Внизу ударил колокол: Федор звал на обед.

Спускаясь по лестнице, Ушаков спросил племянника:

— Чем сегодня займемся?

— Хотелось бы в монастырь сходить, праху деда Федора поклониться.

— Что ж, в монастырь так в монастырь, — согласился Ушаков. — Пообедаем да и двинемся пешочком.

6

В монастырь шли знакомой лесной дорогой, шли не спеша, разговаривая между собой. Ушаков вспоминал, как две недели тому назад он следовал по этой же дороге с толпою крестьян. В тот день все стремились в монастырь с надеждой услышать решение царя о даровании крестьянам полной воли. Шли в монастырь веселыми, а возвращались понурыми. Объявленный манифест обманул их надежды.

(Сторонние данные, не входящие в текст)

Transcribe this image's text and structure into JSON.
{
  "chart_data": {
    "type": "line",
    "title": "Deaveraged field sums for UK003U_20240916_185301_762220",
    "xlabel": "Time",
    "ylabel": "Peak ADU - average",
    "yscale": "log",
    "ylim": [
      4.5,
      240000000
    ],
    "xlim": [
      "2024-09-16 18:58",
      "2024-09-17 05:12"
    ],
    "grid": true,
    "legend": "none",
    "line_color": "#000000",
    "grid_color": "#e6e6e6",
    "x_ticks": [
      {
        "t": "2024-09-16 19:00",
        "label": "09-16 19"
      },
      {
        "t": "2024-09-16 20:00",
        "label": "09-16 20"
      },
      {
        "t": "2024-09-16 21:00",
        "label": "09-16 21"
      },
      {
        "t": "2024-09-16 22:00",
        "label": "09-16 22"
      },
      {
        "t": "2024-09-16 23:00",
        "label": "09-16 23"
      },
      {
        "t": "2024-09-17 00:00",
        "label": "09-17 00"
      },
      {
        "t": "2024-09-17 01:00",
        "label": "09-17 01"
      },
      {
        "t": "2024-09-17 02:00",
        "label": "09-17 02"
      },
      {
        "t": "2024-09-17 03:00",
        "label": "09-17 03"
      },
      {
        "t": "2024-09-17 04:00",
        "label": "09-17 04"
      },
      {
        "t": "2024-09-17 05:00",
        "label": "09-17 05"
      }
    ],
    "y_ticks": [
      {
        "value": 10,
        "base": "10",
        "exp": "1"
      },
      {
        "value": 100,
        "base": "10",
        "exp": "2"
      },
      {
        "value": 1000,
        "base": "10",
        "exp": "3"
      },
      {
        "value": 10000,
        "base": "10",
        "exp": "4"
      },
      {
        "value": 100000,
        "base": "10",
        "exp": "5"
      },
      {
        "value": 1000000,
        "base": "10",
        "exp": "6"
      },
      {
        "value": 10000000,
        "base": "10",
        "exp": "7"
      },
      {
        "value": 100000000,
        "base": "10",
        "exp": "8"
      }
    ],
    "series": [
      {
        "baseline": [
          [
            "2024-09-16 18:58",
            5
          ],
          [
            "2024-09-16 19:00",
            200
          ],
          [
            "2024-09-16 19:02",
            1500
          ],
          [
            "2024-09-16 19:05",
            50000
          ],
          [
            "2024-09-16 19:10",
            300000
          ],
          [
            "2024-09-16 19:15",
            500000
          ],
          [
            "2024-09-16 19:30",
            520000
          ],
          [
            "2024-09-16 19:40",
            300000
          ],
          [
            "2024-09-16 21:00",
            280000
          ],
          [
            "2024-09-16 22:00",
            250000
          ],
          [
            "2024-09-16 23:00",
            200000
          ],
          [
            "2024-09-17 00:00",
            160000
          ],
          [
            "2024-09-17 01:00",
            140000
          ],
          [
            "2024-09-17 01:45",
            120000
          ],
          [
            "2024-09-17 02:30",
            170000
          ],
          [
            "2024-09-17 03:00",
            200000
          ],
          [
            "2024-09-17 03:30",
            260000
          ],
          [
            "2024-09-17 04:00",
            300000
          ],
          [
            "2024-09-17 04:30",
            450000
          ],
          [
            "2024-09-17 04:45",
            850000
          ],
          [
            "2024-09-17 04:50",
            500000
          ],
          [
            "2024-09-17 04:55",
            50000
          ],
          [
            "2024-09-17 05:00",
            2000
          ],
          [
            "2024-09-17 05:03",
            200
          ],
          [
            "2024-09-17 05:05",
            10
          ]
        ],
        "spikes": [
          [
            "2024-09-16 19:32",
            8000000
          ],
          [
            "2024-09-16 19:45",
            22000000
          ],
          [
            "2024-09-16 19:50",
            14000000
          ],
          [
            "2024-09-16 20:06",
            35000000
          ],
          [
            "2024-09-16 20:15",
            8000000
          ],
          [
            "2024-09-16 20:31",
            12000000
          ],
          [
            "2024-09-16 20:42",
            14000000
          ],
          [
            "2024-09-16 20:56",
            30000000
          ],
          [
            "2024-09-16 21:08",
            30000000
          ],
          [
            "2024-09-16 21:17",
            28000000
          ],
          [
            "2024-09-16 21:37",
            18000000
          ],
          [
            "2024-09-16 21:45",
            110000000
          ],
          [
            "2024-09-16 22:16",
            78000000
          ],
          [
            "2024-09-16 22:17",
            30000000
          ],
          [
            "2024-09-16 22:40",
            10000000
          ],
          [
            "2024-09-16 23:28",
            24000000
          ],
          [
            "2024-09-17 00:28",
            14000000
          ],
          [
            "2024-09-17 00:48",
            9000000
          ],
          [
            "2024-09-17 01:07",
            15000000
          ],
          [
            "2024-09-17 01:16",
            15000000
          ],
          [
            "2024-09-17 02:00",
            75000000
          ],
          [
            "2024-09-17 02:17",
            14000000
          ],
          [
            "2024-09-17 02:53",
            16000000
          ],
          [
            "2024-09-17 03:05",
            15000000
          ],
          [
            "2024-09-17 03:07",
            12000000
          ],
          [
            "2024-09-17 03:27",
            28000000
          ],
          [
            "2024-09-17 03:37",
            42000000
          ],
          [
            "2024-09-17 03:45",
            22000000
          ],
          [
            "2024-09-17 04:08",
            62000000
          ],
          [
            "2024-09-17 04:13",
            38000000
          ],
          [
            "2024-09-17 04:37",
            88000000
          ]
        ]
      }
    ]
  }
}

— Трудно приходится крестьянам? — интересовался Федор Иванович.

— Среди дворян слишком много самодуров, — отвечал Ушаков. — Наказывают крестьян своих нещадно, помыкают ими словно скотиной. Я знаю одного, который до смерти двоих запорол.

— И что же ему за это?

— А ничего, по решению суда пять лет отсидел в Санаксарском монастыре, отмолил грехи и снова в деревню свою вернулся, чтобы новыми грехами себя покрывать. Другой помещик, которого я тоже хорошо знаю, — продолжал Ушаков, — мужиков до смерти не доводит, понимает, что смерть крестьянина в убыток оборачивается, но дыхнуть им свободно не дает. По десять шкур готов содрать с крестьян своих этот помещик.

— Но его же можно остановить!

— Я пытался. Только он тех крестьян, что ко мне обращались за заступничеством, ещё злее наказывать стал.

Выйдя на монастырскую поляну, путники, как обычно делали все прихожане, перекрестились на стоявшую у дороги часовню и направились к главным воротам. Навстречу им маленькими группками и в одиночку шли богомольцы, приходившие на службу. У ворот стоял большой тарантас, впряженный в пару лоснившихся от сытости лошадей. В то время как кучер в синем кафтане держал под уздцы лошадей, чтобы стояли спокойно, несколько монахов суетливо поправляли на тарантасе сиденье, счищали с подножки и колес засохшую грязь.

— Уж не архиерея ли сей экипаж? — предположил Федор Иванович.

Едва успел он это сказать, как в воротах показалась густая толпа, во главе которой шли бок о бок игумен Филарет и осанистый господин, в котором Ушаков сразу узнал аксельского помещика Титова. Да, это был тот самый Титов, о котором только что рассказывал племяннику. Но позвольте, как же так? Игумен держался с Титовым так, словно тот был выше его саном. Лицо его источало выражение угодливости… И эта толпа монашеской братии, чинно вышедшая на проводы… Полно, да не сон ли это?

Изумление Ушакова было столь велико, что, увидев сцену проводов помещика-самодура, он невольно остановился. Ноги отказывались идти. Он стоял и смотрел, как игумен заискивающе улыбался Титову в ответ на какие-то его слова, на то, как монахи, бережно поддерживая Титова за руки, усадили его на тарантас и как тот, довольный, ухмыляющийся, сделал кучеру знак, чтобы садился на козлы и ехал. Непонятно… Что сделалось с игуменом? Чем этот помещик-крепостник покорил настоятеля «обители справедливости»?..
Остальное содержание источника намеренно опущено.